Fotocredit: Getty Images

Tokio 2020: Rekordbesessener Djokovic kann sich Denkmal setzen

Denn Djokovic selbst stellte in London nach seinem 20. Titelgewinn seine Teilnahme in Tokio in Frage. "Es war immer mein Plan, zu den Olympischen Spielen zu fahren. Aber im Moment bin ich ein bisschen zwiegespalten. Nach dem, was ich in den vergangenen paar Tagen gehört habe, ist es eine 50:50-Entscheidung."
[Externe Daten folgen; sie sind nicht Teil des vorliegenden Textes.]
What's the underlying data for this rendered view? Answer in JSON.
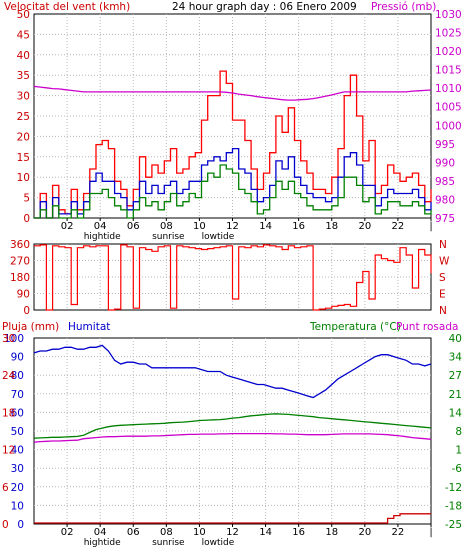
{
  "colors": {
    "wind": "#ff0000",
    "pressure": "#cc00cc",
    "humidity": "#0000cc",
    "temperature": "#008000",
    "dewpoint": "#cc00cc",
    "rain": "#cc0000",
    "direction": "#ff0000",
    "gridline": "#b8b8b8",
    "frame": "#000000"
  },
  "chart_data": [
    {
      "type": "line",
      "id": "wind-pressure",
      "title": "24 hour graph day : 06 Enero 2009",
      "ylabel": "Velocitat del vent (kmh)",
      "y2label": "Pressió (mb)",
      "ylim": [
        0,
        50
      ],
      "y2lim": [
        975,
        1030
      ],
      "yticks": [
        "0",
        "5",
        "10",
        "15",
        "20",
        "25",
        "30",
        "35",
        "40",
        "45",
        "50"
      ],
      "y2ticks": [
        "975",
        "980",
        "985",
        "990",
        "995",
        "1000",
        "1005",
        "1010",
        "1015",
        "1020",
        "1025",
        "1030"
      ],
      "xticks": [
        "02",
        "04",
        "06",
        "08",
        "10",
        "12",
        "14",
        "16",
        "18",
        "20",
        "22",
        "|"
      ],
      "xannotations": [
        {
          "text": "hightide",
          "hour": 4
        },
        {
          "text": "sunrise",
          "hour": 8
        },
        {
          "text": "lowtide",
          "hour": 11
        }
      ],
      "grid": true,
      "series": [
        {
          "name": "gust",
          "values": [
            0,
            6,
            0,
            8,
            2,
            1,
            7,
            2,
            6,
            12,
            18,
            19,
            17,
            9,
            7,
            3,
            7,
            15,
            10,
            13,
            11,
            14,
            17,
            11,
            12,
            15,
            16,
            24,
            30,
            30,
            36,
            33,
            24,
            24,
            19,
            12,
            7,
            11,
            16,
            25,
            21,
            27,
            19,
            14,
            11,
            7,
            7,
            6,
            10,
            17,
            30,
            35,
            25,
            14,
            19,
            6,
            8,
            13,
            11,
            9,
            10,
            11,
            8,
            4,
            7
          ]
        },
        {
          "name": "average",
          "values": [
            0,
            4,
            0,
            5,
            1,
            1,
            4,
            1,
            4,
            9,
            11,
            9,
            9,
            6,
            5,
            2,
            4,
            9,
            6,
            8,
            6,
            8,
            9,
            6,
            7,
            9,
            9,
            13,
            14,
            15,
            14,
            16,
            17,
            12,
            11,
            7,
            4,
            5,
            8,
            14,
            12,
            15,
            10,
            8,
            6,
            5,
            5,
            4,
            5,
            10,
            15,
            16,
            13,
            8,
            8,
            3,
            5,
            7,
            6,
            6,
            6,
            7,
            5,
            2,
            4
          ]
        },
        {
          "name": "minimum",
          "values": [
            0,
            2,
            0,
            3,
            0,
            0,
            2,
            0,
            2,
            6,
            6,
            7,
            5,
            3,
            2,
            0,
            2,
            5,
            3,
            4,
            2,
            4,
            6,
            3,
            4,
            6,
            5,
            9,
            11,
            10,
            13,
            12,
            11,
            7,
            6,
            4,
            1,
            2,
            5,
            9,
            7,
            9,
            6,
            5,
            3,
            2,
            2,
            2,
            3,
            5,
            10,
            10,
            8,
            4,
            5,
            1,
            2,
            4,
            4,
            3,
            3,
            4,
            3,
            1,
            2
          ]
        },
        {
          "name": "pressure",
          "axis": "right",
          "values": [
            1010.5,
            1010.3,
            1010.1,
            1009.9,
            1009.8,
            1009.6,
            1009.4,
            1009.2,
            1009.0,
            1009.0,
            1009.0,
            1009.0,
            1009.0,
            1009.0,
            1009.0,
            1009.0,
            1009.0,
            1009.0,
            1009.0,
            1009.0,
            1009.0,
            1009.0,
            1009.0,
            1009.0,
            1009.0,
            1009.0,
            1009.0,
            1009.0,
            1009.0,
            1009.0,
            1009.0,
            1008.9,
            1008.7,
            1008.4,
            1008.2,
            1008.0,
            1007.7,
            1007.5,
            1007.3,
            1007.1,
            1006.9,
            1006.8,
            1006.8,
            1006.9,
            1007.0,
            1007.2,
            1007.5,
            1007.8,
            1008.2,
            1008.6,
            1009.0,
            1009.0,
            1009.0,
            1009.0,
            1009.0,
            1009.0,
            1009.0,
            1009.0,
            1009.0,
            1009.0,
            1009.0,
            1009.2,
            1009.3,
            1009.4,
            1009.5
          ]
        }
      ]
    },
    {
      "type": "line",
      "id": "direction",
      "ylim": [
        0,
        360
      ],
      "yticks": [
        "0",
        "90",
        "180",
        "270",
        "360"
      ],
      "y2ticks": [
        "N",
        "W",
        "S",
        "E",
        "N"
      ],
      "grid": true,
      "series": [
        {
          "name": "direction",
          "values": [
            350,
            355,
            0,
            350,
            345,
            340,
            30,
            340,
            350,
            345,
            350,
            350,
            0,
            5,
            355,
            345,
            10,
            340,
            330,
            320,
            345,
            350,
            10,
            350,
            345,
            340,
            335,
            330,
            335,
            340,
            345,
            350,
            60,
            345,
            340,
            350,
            345,
            355,
            350,
            345,
            330,
            350,
            340,
            345,
            350,
            0,
            5,
            10,
            20,
            25,
            30,
            20,
            150,
            210,
            60,
            300,
            280,
            270,
            260,
            340,
            300,
            120,
            330,
            300,
            200
          ]
        }
      ]
    },
    {
      "type": "line",
      "id": "rain-humidity-temperature",
      "ylabel": "Pluja (mm)",
      "ylabel2": "Humitat",
      "y2label": "Temperatura (°C)",
      "y2label2": "Punt rosada",
      "ylim": [
        0,
        100
      ],
      "y2lim": [
        -25,
        40
      ],
      "yticks": [
        "0",
        "10",
        "20",
        "30",
        "40",
        "50",
        "60",
        "70",
        "80",
        "90",
        "100"
      ],
      "yticks_rain": [
        "0",
        "6",
        "12",
        "18",
        "24",
        "30"
      ],
      "y2ticks": [
        "-25",
        "-18",
        "-12",
        "-6",
        "1",
        "8",
        "14",
        "21",
        "27",
        "34",
        "40"
      ],
      "xticks": [
        "02",
        "04",
        "06",
        "08",
        "10",
        "12",
        "14",
        "16",
        "18",
        "20",
        "22",
        "|"
      ],
      "xannotations": [
        {
          "text": "hightide",
          "hour": 4
        },
        {
          "text": "sunrise",
          "hour": 8
        },
        {
          "text": "lowtide",
          "hour": 11
        }
      ],
      "grid": true,
      "series": [
        {
          "name": "humidity",
          "values": [
            92,
            93,
            93,
            94,
            94,
            95,
            95,
            94,
            94,
            95,
            95,
            96,
            93,
            88,
            86,
            87,
            87,
            86,
            86,
            84,
            84,
            84,
            84,
            84,
            84,
            84,
            84,
            83,
            82,
            82,
            82,
            80,
            79,
            78,
            77,
            76,
            75,
            75,
            74,
            73,
            73,
            72,
            71,
            70,
            69,
            68,
            70,
            72,
            75,
            78,
            80,
            82,
            84,
            86,
            88,
            90,
            91,
            91,
            90,
            89,
            88,
            86,
            86,
            85,
            86
          ]
        },
        {
          "name": "temperature",
          "axis": "right",
          "values": [
            5.0,
            5.1,
            5.2,
            5.3,
            5.3,
            5.4,
            5.5,
            5.6,
            6.0,
            7.0,
            8.0,
            8.5,
            9.0,
            9.3,
            9.5,
            9.6,
            9.7,
            9.8,
            9.9,
            10.0,
            10.1,
            10.2,
            10.4,
            10.5,
            10.6,
            10.8,
            11.0,
            11.2,
            11.3,
            11.4,
            11.5,
            11.7,
            12.0,
            12.2,
            12.5,
            12.8,
            13.0,
            13.2,
            13.4,
            13.5,
            13.4,
            13.3,
            13.1,
            12.9,
            12.7,
            12.5,
            12.2,
            12.0,
            11.8,
            11.6,
            11.4,
            11.2,
            11.0,
            10.8,
            10.6,
            10.4,
            10.2,
            10.0,
            9.8,
            9.6,
            9.4,
            9.2,
            9.0,
            8.8,
            8.6
          ]
        },
        {
          "name": "dewpoint",
          "axis": "right",
          "values": [
            3.6,
            3.8,
            3.9,
            4.0,
            4.0,
            4.1,
            4.2,
            4.3,
            4.8,
            5.0,
            5.2,
            5.4,
            5.5,
            5.5,
            5.6,
            5.7,
            5.7,
            5.7,
            5.7,
            5.8,
            5.8,
            5.9,
            6.0,
            6.1,
            6.2,
            6.3,
            6.3,
            6.4,
            6.4,
            6.4,
            6.5,
            6.5,
            6.6,
            6.6,
            6.6,
            6.6,
            6.6,
            6.6,
            6.6,
            6.5,
            6.5,
            6.4,
            6.4,
            6.3,
            6.2,
            6.2,
            6.2,
            6.2,
            6.3,
            6.4,
            6.5,
            6.5,
            6.5,
            6.5,
            6.5,
            6.4,
            6.3,
            6.2,
            6.0,
            5.8,
            5.5,
            5.2,
            5.0,
            4.8,
            4.6
          ]
        },
        {
          "name": "rain",
          "axis": "rain",
          "values": [
            0,
            0,
            0,
            0,
            0,
            0,
            0,
            0,
            0,
            0,
            0,
            0,
            0,
            0,
            0,
            0,
            0,
            0,
            0,
            0,
            0,
            0,
            0,
            0,
            0,
            0,
            0,
            0,
            0,
            0,
            0,
            0,
            0,
            0,
            0,
            0,
            0,
            0,
            0,
            0,
            0,
            0,
            0,
            0,
            0,
            0,
            0,
            0,
            0,
            0,
            0,
            0,
            0,
            0,
            0,
            0,
            0,
            0.5,
            0.8,
            1.0,
            1.0,
            1.0,
            1.0,
            1.0,
            1.0
          ]
        }
      ]
    }
  ]
}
Der Serbe kritisierte die angekündigten Restriktionen für die Spieler während des Turniers. So dürfen unter anderem keine Familienmitglieder mit nach Japan reisen. "Das war eine sehr enttäuschende Nachricht. Zuvor war ich Feuer und Flamme", erklärte Djokovic.
Doch es ist kaum denkbar, dass er sich diese historische Chance auf dem Weg zum möglichen Golden Slam entgehen lässt. Denn schließlich würde er in Tokio nach den Absagen vieler Top-Stars als haushoher Favorit an den Start gehen.
Zudem wäre er bei den nächsten Olympische Spielen 2024 in Paris bereits 37 Jahre alt. Ob er seine jetzige Superform bis dahin halten kann und verletzungsfrei bleibt, ist fraglich. Es ist womöglich schon seine letzte Chance auf olympisches Gold. Nadal hat dieses Gold bereits 2008 in Peking gewonnen sowie in Rio 2016 im Doppel. Federer sicherte sich 2008 im Doppel Gold und holte 2012 in London Silber im Einzel.
Djokovic wird das bei seinen Überlegungen im Hinterkopf haben. Federer und Nadal werden den Golden Slam nicht mehr gewinnen. Der Serbe hat 2021 die einmalige Möglichkeit, die GOAT-Frage endgültig zu beantworten.